La création de l’ANRS-MIE et celle de l’Agence de l’Innovation en santé sont « la marque d’un nouveau dynamisme, illustré par l’ambition de rattrapage portée par le plan Santé innovation 2030 », estime la Cour. Mais « il paraît peu probable que ces mesures permettront à l’Inserm de mieux se situer dans sa mission nationale et de contribuer à la structuration de la recherche biomédicale ».
La Cour avance trois options envisageables : un rôle de chef de file dans la programmation de la recherche en santé au plan national confié à l’Inserm ; une fusion de l’Inserm avec l’Institut des sciences biologiques du CNRS (INSB) ; ou une gestion de la recherche confiée aux universités permettant de recentrer l’Inserm sur le financement de la recherche en sciences de la vie et en santé. Seul le premier scénario, proche de celui proposé par le Pr Alain Fischer dans son récent rapport sur la recherche biomédicale, a les faveurs de Gilles Bloch. Mais il reviendra au futur PDG de l’Inserm, Didier Samuel, dont la nomination est attendue dans les prochains jours, d’opérer cette évolution.
Des clarifications à apporter sur le rôle d’Inserm Transfert
Dans un second rapport, la Cour des comptes se penche sur la filiale Inserm Transfert, dédiée au transfert de technologie et à la recherche de financements collaboratifs. Son activité s’inscrit dans un écosystème « en grande partie illisible pour les industriels et les chercheurs » et où « des logiques de concurrence persistent » entre les dispositifs de valorisation issus du programme d’investissement d’avenir. L’enjeu, selon la Cour, est de « mieux définir les modalités d’articulation entre sa stratégie nationale de valorisation, portée par Inserm Transfert, et l’échelon territorial ».

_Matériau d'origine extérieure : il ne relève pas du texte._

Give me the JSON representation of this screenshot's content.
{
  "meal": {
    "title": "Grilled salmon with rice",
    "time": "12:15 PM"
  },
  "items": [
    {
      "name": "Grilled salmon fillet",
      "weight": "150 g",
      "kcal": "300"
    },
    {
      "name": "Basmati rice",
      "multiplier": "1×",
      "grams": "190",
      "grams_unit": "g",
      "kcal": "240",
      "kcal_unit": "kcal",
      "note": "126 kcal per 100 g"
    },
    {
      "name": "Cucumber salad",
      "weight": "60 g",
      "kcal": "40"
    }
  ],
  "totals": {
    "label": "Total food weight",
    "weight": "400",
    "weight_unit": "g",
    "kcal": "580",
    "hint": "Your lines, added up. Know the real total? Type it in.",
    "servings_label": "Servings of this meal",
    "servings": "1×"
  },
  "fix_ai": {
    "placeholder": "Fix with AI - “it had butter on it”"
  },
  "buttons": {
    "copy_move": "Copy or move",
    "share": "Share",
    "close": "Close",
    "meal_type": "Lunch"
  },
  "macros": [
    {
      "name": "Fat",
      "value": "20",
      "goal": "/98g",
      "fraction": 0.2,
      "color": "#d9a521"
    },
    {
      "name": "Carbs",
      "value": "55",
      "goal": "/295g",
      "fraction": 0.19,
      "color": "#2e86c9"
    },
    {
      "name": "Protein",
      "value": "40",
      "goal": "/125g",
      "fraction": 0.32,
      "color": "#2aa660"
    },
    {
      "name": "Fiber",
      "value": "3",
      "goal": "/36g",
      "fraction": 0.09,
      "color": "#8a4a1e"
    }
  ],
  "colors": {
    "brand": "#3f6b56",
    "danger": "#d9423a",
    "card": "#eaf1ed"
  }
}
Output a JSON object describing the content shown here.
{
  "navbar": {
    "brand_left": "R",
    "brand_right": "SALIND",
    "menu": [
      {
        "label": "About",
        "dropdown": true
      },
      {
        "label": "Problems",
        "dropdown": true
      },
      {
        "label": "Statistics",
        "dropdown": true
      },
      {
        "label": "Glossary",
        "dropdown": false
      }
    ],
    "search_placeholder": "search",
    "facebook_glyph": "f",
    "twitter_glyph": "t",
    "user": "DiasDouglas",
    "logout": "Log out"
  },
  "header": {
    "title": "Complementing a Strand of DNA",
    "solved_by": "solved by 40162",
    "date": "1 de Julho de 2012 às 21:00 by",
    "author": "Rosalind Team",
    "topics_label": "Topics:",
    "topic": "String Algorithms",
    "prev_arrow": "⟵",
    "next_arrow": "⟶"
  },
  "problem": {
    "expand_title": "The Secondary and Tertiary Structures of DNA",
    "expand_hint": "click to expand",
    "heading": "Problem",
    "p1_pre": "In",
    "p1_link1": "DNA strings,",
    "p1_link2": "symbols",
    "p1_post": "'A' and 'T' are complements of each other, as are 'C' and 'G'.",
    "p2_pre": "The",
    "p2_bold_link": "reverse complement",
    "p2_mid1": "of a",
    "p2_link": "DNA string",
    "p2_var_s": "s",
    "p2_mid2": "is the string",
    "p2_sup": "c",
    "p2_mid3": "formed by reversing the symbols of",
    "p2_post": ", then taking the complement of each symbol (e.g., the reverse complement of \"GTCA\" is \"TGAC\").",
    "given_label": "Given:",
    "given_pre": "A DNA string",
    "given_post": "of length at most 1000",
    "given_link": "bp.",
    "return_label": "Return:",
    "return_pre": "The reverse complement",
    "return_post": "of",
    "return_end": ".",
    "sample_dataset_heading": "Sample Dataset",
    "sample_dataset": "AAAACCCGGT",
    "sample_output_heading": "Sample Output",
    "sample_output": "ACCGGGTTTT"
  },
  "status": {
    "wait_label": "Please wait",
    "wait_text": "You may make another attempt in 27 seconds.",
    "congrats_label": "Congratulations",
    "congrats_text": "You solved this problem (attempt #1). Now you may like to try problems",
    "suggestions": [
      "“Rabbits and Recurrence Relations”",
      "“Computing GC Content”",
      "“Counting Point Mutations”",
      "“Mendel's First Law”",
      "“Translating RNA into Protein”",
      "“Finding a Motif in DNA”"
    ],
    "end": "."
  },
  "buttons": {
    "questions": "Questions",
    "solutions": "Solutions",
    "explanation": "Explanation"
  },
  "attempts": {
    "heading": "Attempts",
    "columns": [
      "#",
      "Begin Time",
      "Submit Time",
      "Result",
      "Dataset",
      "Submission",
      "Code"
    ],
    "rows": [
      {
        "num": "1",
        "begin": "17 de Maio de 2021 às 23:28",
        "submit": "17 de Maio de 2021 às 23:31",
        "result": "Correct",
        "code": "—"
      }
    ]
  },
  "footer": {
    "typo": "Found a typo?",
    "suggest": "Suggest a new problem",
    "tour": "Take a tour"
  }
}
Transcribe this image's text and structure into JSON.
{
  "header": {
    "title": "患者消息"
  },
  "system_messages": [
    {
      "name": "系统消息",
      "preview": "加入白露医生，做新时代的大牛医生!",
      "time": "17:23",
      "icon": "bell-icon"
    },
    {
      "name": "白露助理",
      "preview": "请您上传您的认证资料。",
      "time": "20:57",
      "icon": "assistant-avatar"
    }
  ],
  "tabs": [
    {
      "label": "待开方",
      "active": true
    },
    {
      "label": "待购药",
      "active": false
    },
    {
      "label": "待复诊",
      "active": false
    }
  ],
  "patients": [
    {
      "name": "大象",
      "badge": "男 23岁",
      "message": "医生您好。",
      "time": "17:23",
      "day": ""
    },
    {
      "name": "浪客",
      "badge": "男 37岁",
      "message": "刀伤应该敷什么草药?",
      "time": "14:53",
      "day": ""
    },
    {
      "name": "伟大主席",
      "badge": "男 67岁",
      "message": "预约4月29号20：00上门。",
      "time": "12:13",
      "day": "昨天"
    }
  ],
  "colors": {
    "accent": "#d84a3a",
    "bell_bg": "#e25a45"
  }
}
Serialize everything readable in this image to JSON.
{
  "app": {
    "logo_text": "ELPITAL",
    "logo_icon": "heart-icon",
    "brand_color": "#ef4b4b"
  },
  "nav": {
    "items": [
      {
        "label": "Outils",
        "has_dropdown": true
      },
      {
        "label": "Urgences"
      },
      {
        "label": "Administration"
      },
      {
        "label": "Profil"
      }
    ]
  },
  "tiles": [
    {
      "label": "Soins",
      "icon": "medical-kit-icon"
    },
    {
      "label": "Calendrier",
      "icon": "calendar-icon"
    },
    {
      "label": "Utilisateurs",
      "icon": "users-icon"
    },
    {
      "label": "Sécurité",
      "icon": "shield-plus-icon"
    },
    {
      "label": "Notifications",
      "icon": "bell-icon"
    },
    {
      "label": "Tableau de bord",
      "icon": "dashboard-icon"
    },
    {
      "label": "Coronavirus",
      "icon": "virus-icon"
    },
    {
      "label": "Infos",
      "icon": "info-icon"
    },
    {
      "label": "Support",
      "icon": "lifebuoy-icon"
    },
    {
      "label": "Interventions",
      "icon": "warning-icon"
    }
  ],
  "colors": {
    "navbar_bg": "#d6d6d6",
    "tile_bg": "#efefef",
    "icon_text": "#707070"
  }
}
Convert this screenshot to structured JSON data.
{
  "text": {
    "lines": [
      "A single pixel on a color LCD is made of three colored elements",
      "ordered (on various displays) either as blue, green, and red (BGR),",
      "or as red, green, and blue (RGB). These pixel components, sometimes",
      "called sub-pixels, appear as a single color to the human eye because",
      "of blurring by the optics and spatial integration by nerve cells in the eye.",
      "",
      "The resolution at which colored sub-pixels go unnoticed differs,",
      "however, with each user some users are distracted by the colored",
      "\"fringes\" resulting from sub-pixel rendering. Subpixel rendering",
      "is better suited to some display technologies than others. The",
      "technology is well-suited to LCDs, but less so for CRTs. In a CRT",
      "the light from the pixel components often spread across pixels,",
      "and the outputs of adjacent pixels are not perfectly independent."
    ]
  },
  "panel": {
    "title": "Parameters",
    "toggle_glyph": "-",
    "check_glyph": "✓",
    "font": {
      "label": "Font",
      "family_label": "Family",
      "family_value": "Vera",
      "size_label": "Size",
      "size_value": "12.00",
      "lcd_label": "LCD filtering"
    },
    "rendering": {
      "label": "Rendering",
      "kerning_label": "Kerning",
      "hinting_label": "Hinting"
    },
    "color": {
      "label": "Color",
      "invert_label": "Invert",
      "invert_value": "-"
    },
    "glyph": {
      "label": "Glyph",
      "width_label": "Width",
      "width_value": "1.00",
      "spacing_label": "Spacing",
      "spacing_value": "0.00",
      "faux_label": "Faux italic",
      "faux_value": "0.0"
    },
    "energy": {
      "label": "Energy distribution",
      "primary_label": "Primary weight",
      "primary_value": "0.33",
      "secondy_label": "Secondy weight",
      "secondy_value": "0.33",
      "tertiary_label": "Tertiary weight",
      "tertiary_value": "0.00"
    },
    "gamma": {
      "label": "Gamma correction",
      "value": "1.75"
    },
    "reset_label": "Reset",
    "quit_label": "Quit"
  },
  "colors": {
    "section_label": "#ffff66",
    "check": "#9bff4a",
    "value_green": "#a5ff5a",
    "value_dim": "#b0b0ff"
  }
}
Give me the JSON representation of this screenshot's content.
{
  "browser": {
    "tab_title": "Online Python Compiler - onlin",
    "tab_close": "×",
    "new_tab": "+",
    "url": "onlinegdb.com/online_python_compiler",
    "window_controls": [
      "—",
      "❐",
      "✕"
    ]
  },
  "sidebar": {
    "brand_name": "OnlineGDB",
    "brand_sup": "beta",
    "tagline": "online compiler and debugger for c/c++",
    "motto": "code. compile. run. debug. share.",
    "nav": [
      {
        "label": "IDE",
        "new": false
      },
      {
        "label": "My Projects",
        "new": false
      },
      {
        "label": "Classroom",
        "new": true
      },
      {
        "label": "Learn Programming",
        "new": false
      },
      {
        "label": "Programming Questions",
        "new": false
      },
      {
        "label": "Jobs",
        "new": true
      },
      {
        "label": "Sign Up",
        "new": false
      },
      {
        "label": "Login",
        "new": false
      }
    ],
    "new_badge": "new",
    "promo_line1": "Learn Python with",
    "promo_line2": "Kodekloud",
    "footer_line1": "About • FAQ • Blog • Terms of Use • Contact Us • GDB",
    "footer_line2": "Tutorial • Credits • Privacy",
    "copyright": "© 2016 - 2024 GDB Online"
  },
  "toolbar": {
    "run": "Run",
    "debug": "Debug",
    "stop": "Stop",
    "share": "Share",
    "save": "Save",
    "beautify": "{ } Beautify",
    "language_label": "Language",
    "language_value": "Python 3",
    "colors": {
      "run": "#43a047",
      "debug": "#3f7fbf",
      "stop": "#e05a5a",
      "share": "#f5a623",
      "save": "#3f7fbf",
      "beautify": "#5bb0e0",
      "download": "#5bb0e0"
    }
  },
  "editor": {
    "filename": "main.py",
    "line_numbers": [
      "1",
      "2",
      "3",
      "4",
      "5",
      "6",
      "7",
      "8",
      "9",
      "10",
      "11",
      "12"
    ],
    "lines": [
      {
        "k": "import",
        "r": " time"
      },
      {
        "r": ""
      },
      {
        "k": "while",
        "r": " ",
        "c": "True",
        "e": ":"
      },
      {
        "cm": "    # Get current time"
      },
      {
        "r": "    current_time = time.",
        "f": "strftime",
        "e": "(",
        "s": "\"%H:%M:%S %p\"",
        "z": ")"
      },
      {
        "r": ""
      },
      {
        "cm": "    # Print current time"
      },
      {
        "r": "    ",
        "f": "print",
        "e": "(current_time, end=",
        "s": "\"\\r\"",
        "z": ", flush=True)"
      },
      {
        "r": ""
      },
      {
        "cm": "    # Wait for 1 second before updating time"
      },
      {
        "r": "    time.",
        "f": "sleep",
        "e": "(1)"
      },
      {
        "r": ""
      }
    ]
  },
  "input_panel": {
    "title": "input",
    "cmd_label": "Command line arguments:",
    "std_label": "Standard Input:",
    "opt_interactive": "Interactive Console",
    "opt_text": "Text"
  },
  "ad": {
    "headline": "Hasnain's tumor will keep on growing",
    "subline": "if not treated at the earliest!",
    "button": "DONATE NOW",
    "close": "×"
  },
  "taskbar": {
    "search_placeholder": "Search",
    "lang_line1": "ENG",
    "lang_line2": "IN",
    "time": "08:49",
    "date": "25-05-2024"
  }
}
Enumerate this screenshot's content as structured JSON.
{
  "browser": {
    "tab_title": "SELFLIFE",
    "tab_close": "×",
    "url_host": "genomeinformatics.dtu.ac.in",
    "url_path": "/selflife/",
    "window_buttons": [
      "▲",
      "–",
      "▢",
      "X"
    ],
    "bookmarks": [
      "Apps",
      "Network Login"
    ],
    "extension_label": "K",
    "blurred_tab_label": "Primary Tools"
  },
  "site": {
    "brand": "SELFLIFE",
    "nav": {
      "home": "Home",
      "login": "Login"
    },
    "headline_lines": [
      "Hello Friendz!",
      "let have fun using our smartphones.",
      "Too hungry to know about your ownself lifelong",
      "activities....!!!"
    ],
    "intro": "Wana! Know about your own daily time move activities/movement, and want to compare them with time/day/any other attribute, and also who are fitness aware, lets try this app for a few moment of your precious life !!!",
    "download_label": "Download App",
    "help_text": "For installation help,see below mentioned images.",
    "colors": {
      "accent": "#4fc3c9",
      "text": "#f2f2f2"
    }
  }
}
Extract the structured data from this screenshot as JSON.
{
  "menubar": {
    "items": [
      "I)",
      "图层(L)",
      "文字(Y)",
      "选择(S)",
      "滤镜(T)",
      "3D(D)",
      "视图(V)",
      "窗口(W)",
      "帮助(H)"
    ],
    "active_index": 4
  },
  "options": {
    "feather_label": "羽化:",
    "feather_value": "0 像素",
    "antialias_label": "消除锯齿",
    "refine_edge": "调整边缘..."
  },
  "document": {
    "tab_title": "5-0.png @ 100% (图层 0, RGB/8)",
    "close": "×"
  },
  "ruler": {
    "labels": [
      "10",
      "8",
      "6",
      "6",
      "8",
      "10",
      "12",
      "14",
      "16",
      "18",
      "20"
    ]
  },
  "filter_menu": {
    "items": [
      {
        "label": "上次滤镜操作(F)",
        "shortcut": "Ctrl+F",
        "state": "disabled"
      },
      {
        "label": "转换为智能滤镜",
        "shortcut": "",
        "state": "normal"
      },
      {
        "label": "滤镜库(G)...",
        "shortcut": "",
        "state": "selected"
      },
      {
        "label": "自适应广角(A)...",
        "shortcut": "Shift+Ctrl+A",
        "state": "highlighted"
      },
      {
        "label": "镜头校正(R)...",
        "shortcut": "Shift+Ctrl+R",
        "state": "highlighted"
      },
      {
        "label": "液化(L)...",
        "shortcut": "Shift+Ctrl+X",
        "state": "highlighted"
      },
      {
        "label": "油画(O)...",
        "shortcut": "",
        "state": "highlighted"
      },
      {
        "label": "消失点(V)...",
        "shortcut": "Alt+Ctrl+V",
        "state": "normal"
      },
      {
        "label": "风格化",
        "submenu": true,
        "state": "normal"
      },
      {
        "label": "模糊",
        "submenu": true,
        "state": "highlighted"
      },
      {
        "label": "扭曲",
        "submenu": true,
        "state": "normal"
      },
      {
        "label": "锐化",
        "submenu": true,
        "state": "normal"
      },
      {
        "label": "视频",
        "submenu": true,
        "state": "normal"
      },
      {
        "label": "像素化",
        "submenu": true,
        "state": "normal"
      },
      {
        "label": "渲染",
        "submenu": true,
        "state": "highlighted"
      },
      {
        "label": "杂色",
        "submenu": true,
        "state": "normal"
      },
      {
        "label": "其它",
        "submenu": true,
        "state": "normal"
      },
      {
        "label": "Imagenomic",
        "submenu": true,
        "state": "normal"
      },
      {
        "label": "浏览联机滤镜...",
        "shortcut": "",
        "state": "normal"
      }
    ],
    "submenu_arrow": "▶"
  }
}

Le rapport invite par ailleurs l’Inserm à « ouvrir plus largement la gouvernance d’Inserm Transfert à ses partenaires », comme les sociétés pharmaceutiques ou les fonds d’investissement.
Des évolutions récentes, introduites dans le nouveau contrat d’Inserm Transfert (juillet 2022), sont saluées. Elles ont notamment permis de limiter les « flux financiers croisés inutilement complexes » entre l’Inserm et sa filiale. Le nouveau dispositif de rémunération forfaitaire apporte également des évolutions « positives » mais « incomplètes », est-il indiqué. Malgré des « marges de progression », notamment sur les délais de contractualisation, les réalisations sont « globalement conformes aux objectifs », conclut la Cour.